Ia juga menegaskan bahwa pengembangan pusat AI dan robotik ini sejalan dengan inisiatif mBrace atau Make BSD Research and AI Center of Excellence yang tengah dikembangkan oleh BSD City.
Program tersebut diharapkan mampu memperkuat posisi BSD City sebagai pusat riset kecerdasan buatan dan teknologi digital nasional.
Akademi AI dan Robotik Siap Cetak SDM Digital Berkualitas
Salah satu fokus utama kerja sama ini adalah pembangunan Akademi AI dan Robotik yang akan menjadi pusat pengembangan sumber daya manusia di bidang teknologi.
CEO dan Presiden Direktur PT ASIX Indonesia Cerdas, Andrie Tjioe, menjelaskan bahwa BSD City dipilih karena dinilai memiliki ekosistem yang mendukung pengembangan inovasi teknologi secara berkelanjutan.
Menurutnya, akademi tersebut nantinya akan menjadi wadah lahirnya generasi baru talenta digital Indonesia yang memiliki kemampuan di bidang AI, machine learning, hingga robotik modern.
ASIX juga membawa dukungan teknologi dari ekosistem China Mobile yang telah memiliki pengalaman global dalam pengembangan teknologi digital dan AI.
Sebagai implementasi awal kerja sama, ASIX menghadirkan Robot K9 untuk mendukung sistem keamanan di kawasan Biomedical Campus BSD City.
Robot tersebut dirancang untuk membantu monitoring dan pengawasan kawasan modern berbasis teknologi otomatisasi dan AI.
Kehadiran Robot K9 menjadi bukti bahwa solusi robotik yang dikembangkan tidak hanya sebatas konsep, tetapi sudah siap diterapkan untuk kebutuhan operasional di lapangan.
Teknologi ini diharapkan dapat meningkatkan efisiensi keamanan kawasan sekaligus mempercepat adopsi robotik di Indonesia.
Mewakili PT Dian Swastatika Sentosa Tbk (DSSA), CEO PT DSST Mas Gemilang, Marlo Budiman, menyebut pembentukan pusat riset ini menjadi bagian dari strategi diversifikasi perusahaan menuju sektor teknologi masa depan.
Menurutnya, pengembangan AI dan robotik akan diintegrasikan dengan berbagai aset infrastruktur digital yang telah dimiliki perusahaan.
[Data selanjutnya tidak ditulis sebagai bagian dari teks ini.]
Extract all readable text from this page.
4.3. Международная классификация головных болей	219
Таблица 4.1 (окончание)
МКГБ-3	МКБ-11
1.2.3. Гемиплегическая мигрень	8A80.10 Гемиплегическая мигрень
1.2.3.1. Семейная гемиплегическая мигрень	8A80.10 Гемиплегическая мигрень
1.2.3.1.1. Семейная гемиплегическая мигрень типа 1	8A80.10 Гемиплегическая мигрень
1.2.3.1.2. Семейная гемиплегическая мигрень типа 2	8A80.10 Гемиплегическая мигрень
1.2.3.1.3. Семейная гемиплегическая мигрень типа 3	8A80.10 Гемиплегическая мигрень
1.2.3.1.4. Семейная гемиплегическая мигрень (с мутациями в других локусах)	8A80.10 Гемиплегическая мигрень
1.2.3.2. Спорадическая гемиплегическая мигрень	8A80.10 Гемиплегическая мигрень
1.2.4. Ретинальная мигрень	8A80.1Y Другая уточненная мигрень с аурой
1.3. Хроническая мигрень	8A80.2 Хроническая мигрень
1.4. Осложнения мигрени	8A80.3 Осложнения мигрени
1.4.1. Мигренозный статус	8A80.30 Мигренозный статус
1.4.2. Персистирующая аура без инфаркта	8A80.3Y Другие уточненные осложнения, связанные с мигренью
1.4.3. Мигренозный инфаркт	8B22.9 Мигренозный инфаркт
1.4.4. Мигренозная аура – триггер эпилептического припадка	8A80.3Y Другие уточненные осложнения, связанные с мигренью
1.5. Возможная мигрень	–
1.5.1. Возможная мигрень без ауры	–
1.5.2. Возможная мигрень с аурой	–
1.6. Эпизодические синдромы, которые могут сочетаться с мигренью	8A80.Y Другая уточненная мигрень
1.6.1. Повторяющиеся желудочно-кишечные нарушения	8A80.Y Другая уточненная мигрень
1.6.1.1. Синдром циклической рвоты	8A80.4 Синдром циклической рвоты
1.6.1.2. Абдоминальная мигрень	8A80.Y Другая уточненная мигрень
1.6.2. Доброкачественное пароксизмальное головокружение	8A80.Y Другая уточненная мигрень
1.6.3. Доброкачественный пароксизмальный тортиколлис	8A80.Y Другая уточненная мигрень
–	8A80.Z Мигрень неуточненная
Langkah tersebut dinilai penting untuk membangun sistem operasional yang lebih tangguh, adaptif, dan siap menghadapi transformasi industri digital di masa mendatang.
D-HUB SEZ BSD City Jadi Kawasan Strategis Teknologi dan Pendidikan
Pusat riset inovasi teknologi dan Akademi AI & Robotik ini akan berlokasi di D-HUB SEZ BSD City. Kawasan tersebut memiliki konektivitas strategis karena terhubung dengan berbagai pusat bisnis dan gaya hidup modern seperti The Breeze, Green Office Park, BSD CBD, AEON Mall BSD City, QBig, hingga ICE BSD.
Selain itu, D-HUB SEZ juga dikelilingi institusi pendidikan internasional seperti Monash University, Universitas Prasetiya Mulya, IPEKA BSD, Jakarta Nanyang School, dan Sinarmas World Academy.
Keberadaan fasilitas pendidikan tersebut dinilai akan memperkuat kolaborasi antara dunia industri dan akademik dalam menciptakan inovasi teknologi baru.
Dengan kolaborasi strategis bersama ASIX Indonesia Cerdas, BSD City kini semakin mempertegas langkahnya sebagai salah satu pusat inovasi teknologi dan ekonomi digital terbesar di Indonesia. (red)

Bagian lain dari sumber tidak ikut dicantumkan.